The authors report that in over 100,000 healthy individuals a baseline multi-biomarker score comprised of 25 proteins, fatty acids, amino acids and lipids strongly predicts the risk of severe pneumonia and COVID 19 hospitalization 7-11 years later. The issue is whether other parameters related to inflammatory or immunological processes have been excluded. Also there are many simpler scores for determining severity and outcomes in clinical practice.

Thus there are two aspects the population susceptibility and the prediction of severe disease. There is a need to change the comparison group if looking for a useful predictor of severe disease.

The paper needs to be revised to highlight its hypothesis generation aspects which is its major point of interest, but also to cover or at least discuss the broader context of other inflammatory, immunological markers and other patient susceptibility characteristics and limitations including whether there is actual clinical utility.

Essential revisions:

This is a dense and complex analysis of a large, rich and powerful dataset that examines a clinically relevant issue that is obviously extremely timely. As an observational study it is limited to "hypothesis-generating conclusions". Its findings are intriguing and potentially of high medical and scientific importance.

The manuscript identifies a group of biomarkers that is highly predictive of severe pneumonia and COVID-19 hospitalization in prospective samples that were collected many years earlier. There are several strengths of the manuscript, including the large samples size using the UK biobank. The inquiry of a consistent set of markers that predict severe response to multiple important outcomes is also important. However, there are also not notable issues with the manuscript that need to be addressed and we believe inaccurate conclusions have been drawn from the analyses.

1. Intuitively one would expect markers of inflammation and immunological susceptibility to be the strongest predictors in this disease situation. Have these been explored previously? Is it that you are testing the already available marker set heavily slanted to metabolic markers because that is what is available so its wider use is being explored?

2. The primary concern with the manuscript as written is that the controls being used in both analyses do not seem appropriate. It is unclear why controls are being used in the analyses vs. those with pneumonia without a severe response or those with COVID-19 without a severe reaction. Aren't those the real comparison groups? By just using random controls, the analysis is not taking into account that disease itself. This is a fundamental flaw in the way the analyses are presented and the conclusions drawn. Furthermore, it completely inflates that actual statistical power in the analyses, given that the control group is literally several magnitudes bigger in the case of COVID-19.

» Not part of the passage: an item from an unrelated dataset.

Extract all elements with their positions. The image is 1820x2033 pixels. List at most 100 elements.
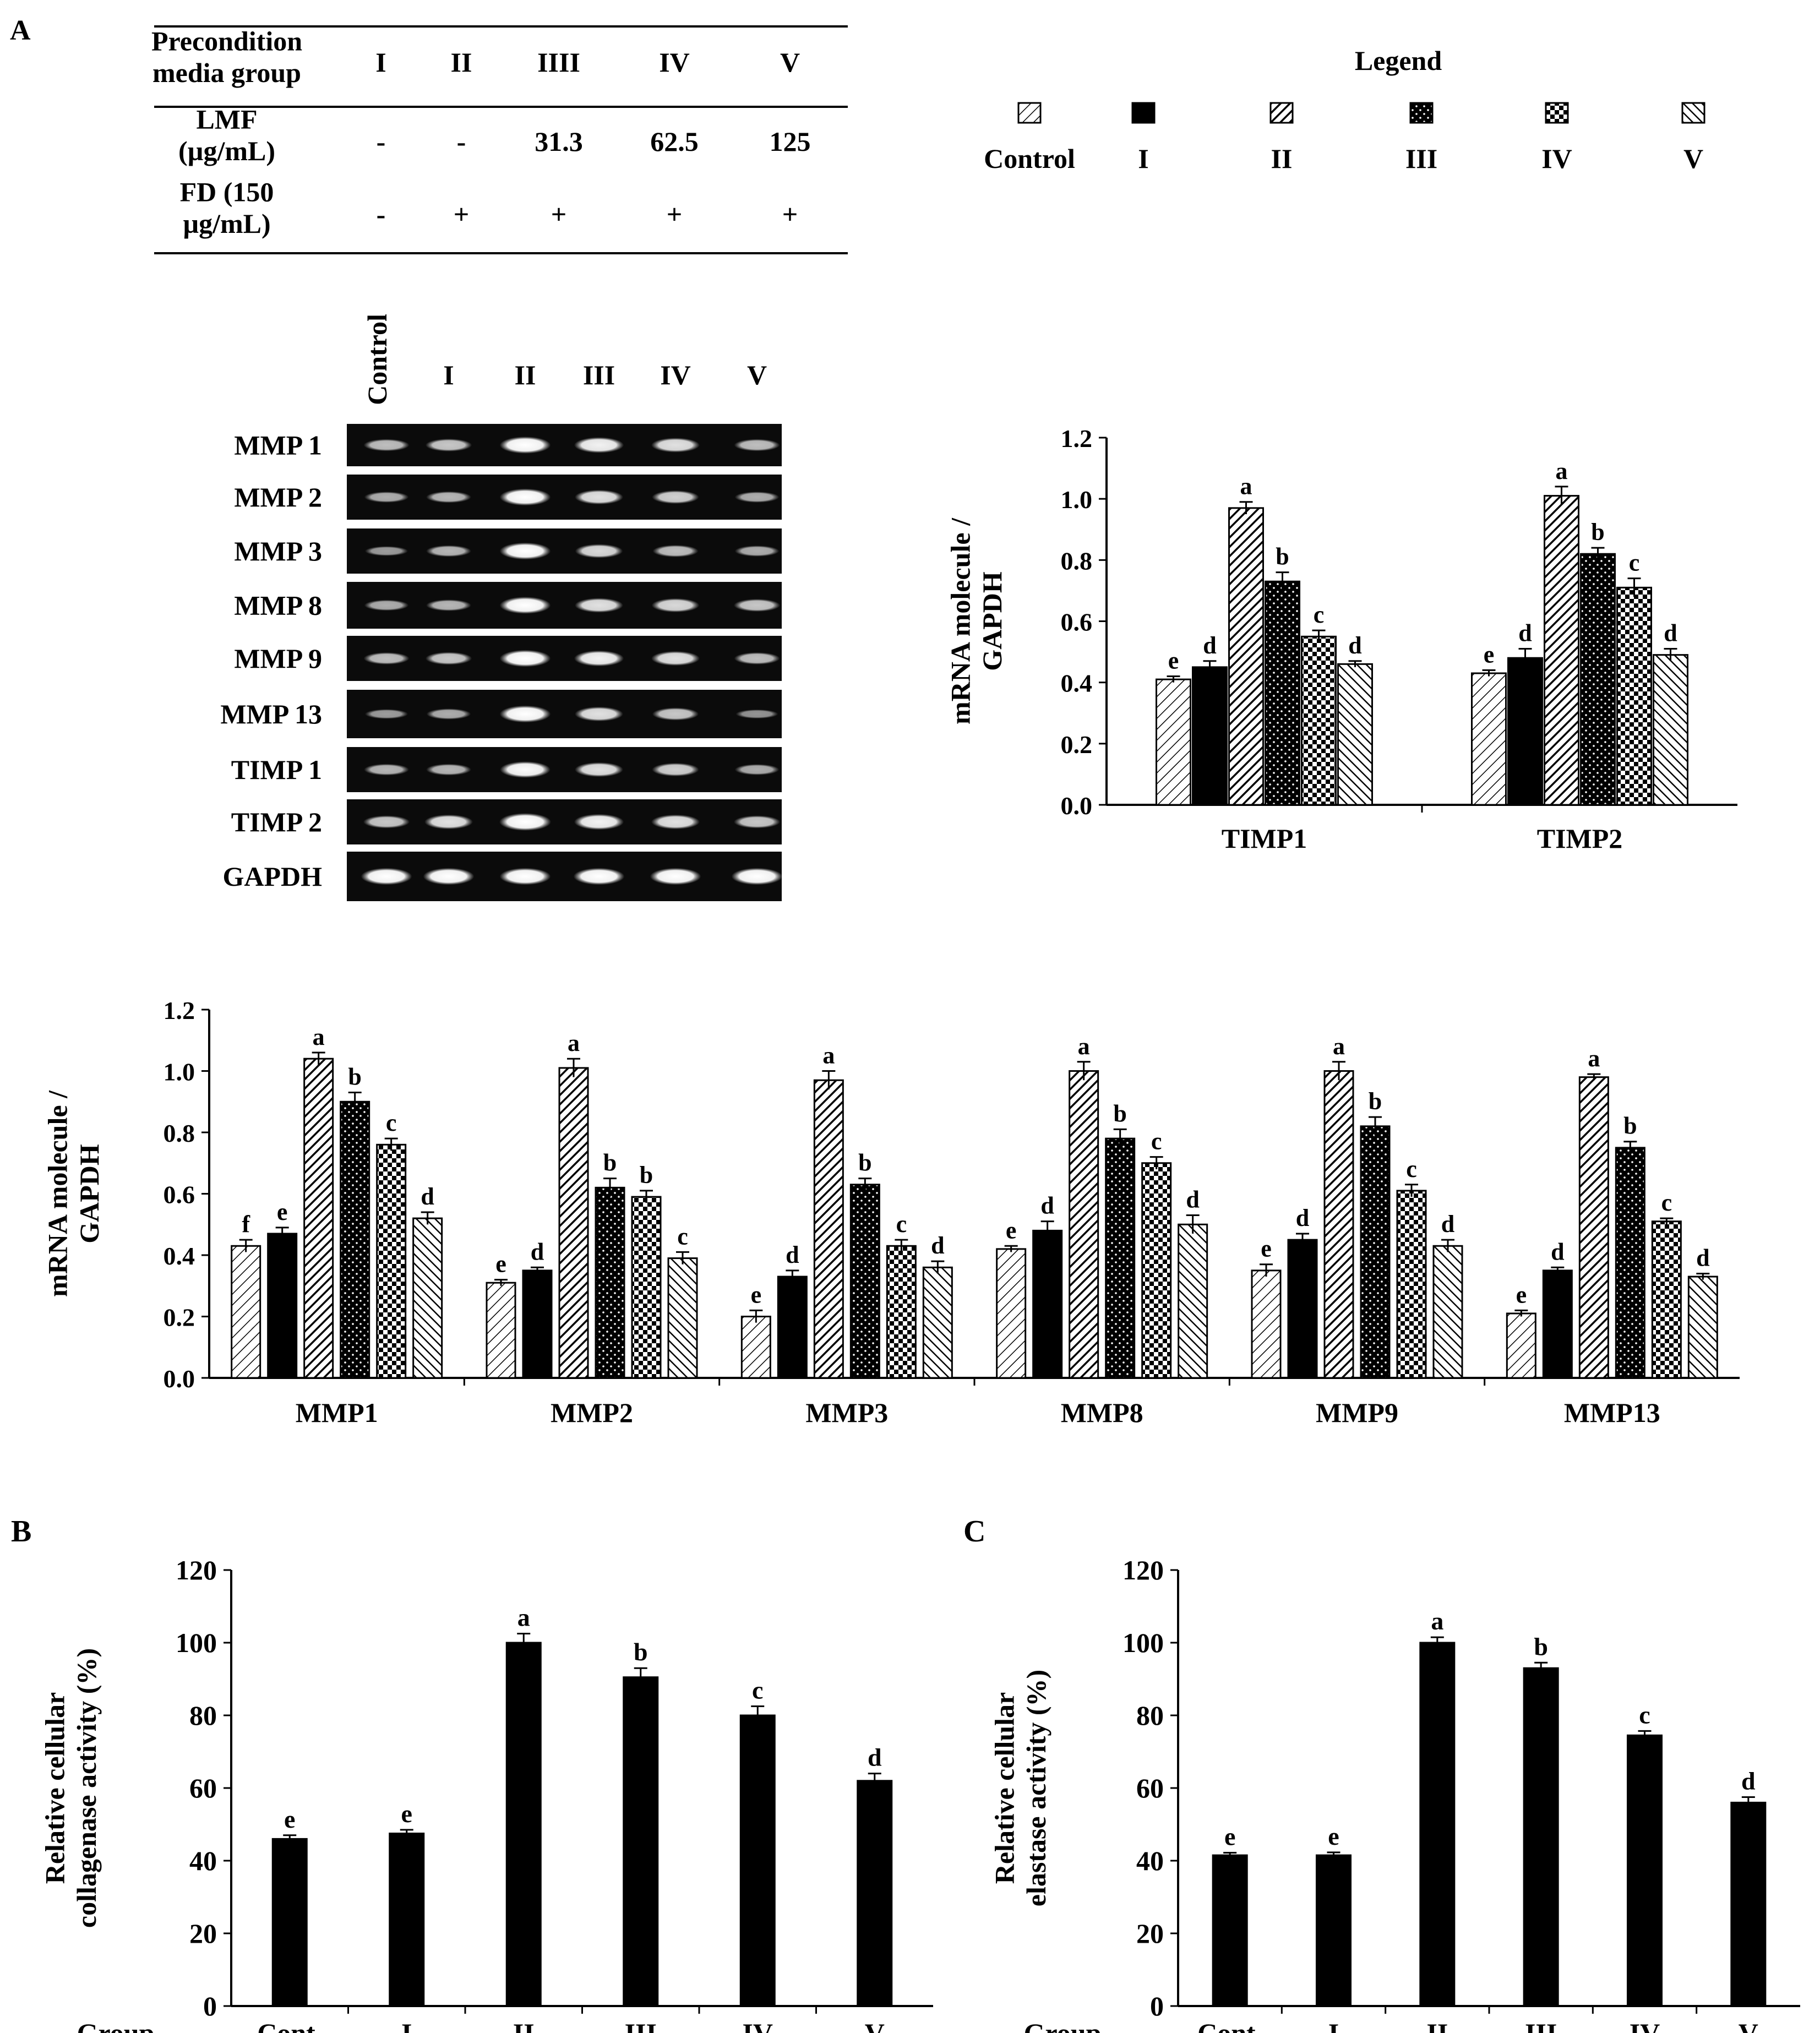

3. Having said that, at an absolute minimum, these analyses should be rerun using COVID-19+ with severe and non-severe response. In this case, the real question is being answered: using prospective samples or individuals who get pneumonia/COVID, can we predict this that have a severe response vs. those who do not? In this case we are actually deciphering the difference between the biology of individuals who we know will have a severe response and those who we know will not. In the analyses, that the authors do, we have no idea who in the control group would have a severe response and who would not. Therefore the control group is completely inappropriate for addressing that issue.

4. In the case where one is using severe/non-severe, it should be acknowledged that the actual statistical power of the tru comparison is substantially lower that what is being used with the larger UK biobank samples.

5. Some approach to assess the robustness of these findings in an additional population would be ideal; however, it is acknowledged that this may not be feasible currently.

6. Please advise specifically on this point – that the metabolomic data has been transparently documented prior to the linked UK biobank data being unlocked, so that it can be matched up with that present in the final linked dataset – ie verifies that authors were blinded and hasn't changed since unblinded. The UK biobank policies and procedures hopefully address these issues of research integrity.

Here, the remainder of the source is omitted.